La graine est l’entité biologique de reproduction des plantes.

“Les graines sont le premier maillon de la chaîne alimentaire.”

Les graines sont des êtres vivants en devenir. Elles contiennent dans leur quelques cellules la mémoire (au niveau génétique et épigénétique) des génération de plantes précédentes. Cette histoire est issue de la co-évolution entre la plante et les populations humaines ou animales qui les ont progressivement cueillies, ingérées, digérées, déféquées, observées, cultivées.

Les graines sont des êtres vivants en devenir

Les semences sont originellement les graines avec lesquelles un paysan va ensemencer un champ ou un jardin.
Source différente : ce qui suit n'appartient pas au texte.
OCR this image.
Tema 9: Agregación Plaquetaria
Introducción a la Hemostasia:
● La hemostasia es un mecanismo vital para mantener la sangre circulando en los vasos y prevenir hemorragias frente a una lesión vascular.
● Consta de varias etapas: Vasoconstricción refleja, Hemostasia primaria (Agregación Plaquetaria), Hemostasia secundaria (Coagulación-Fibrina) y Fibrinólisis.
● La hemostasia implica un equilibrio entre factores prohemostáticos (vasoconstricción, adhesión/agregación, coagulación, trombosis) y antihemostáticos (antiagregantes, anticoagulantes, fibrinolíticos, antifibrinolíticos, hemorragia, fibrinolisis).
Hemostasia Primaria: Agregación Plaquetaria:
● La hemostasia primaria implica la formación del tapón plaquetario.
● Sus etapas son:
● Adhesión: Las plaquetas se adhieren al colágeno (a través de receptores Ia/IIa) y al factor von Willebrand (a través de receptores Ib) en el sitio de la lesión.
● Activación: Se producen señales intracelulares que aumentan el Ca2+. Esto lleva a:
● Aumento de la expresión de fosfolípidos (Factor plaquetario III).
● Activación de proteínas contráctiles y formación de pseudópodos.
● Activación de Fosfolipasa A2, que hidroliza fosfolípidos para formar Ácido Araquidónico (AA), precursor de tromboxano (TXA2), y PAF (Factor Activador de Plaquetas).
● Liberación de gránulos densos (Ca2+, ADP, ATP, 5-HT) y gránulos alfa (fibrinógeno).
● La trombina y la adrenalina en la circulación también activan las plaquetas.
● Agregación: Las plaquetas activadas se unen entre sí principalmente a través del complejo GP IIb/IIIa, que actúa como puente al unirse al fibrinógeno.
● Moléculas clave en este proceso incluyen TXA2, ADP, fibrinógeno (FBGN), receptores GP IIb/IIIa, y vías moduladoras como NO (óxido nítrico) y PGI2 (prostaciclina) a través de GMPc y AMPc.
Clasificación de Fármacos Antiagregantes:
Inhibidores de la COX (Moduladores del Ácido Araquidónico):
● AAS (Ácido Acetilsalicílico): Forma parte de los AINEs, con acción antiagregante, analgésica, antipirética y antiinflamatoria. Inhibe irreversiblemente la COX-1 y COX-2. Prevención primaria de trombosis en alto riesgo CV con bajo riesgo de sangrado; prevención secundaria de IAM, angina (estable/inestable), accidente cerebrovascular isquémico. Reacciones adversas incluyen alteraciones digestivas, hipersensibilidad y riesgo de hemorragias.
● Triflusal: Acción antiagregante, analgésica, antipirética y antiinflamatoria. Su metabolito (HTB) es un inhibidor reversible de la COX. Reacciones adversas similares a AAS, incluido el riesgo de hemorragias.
C’est pourquoi le terme semences (qui peut inclure également les boutures, greffons, etc.) n’est utilisé que lorsqu’il s’agit de plantes cultivées, c’est-à-dire des graines de plantes domestiquées par l’homme ou des graines de plantes sauvages semées par l’homme.

Pour les plantes sauvages, on parle de graines (et rejets ou drageons). Par définition, les graines sauvages circulent librement par rapport à l’homme (et non par rapport aux autres lois de la nature, à l’ours…), tandis que les semences ne circulent pas indépendamment des choix individuels et/ou collectifs et des règles des humains qui les cultivent.

Elles ont certes une certaine autonomie « naturelle » (pollinisations croisées, vent…), mais si elles ne sont pas accompagnées de connaissances et de systèmes sociaux (agroécosystèmes) associés à leur culture, elles meurent ou redeviennent des graines sauvages.

Tout l’art du jardinier sera de sélectionner des plantes capable de donner une descendance associant des critères parfois contradictoire : qualités gustatives ou nutritionnelles, hypertrophie morphologique et capacité de reproduction autonome, acclimatation à des écosystèmes différent de celui d’origine et dépendance aux soins, résistances aux aggressions,  capacité de survie en conditions difficiles, etc.

Anatomie d’une graine

“La graine est une plante vivante et déjà formée, en sommeil profond.”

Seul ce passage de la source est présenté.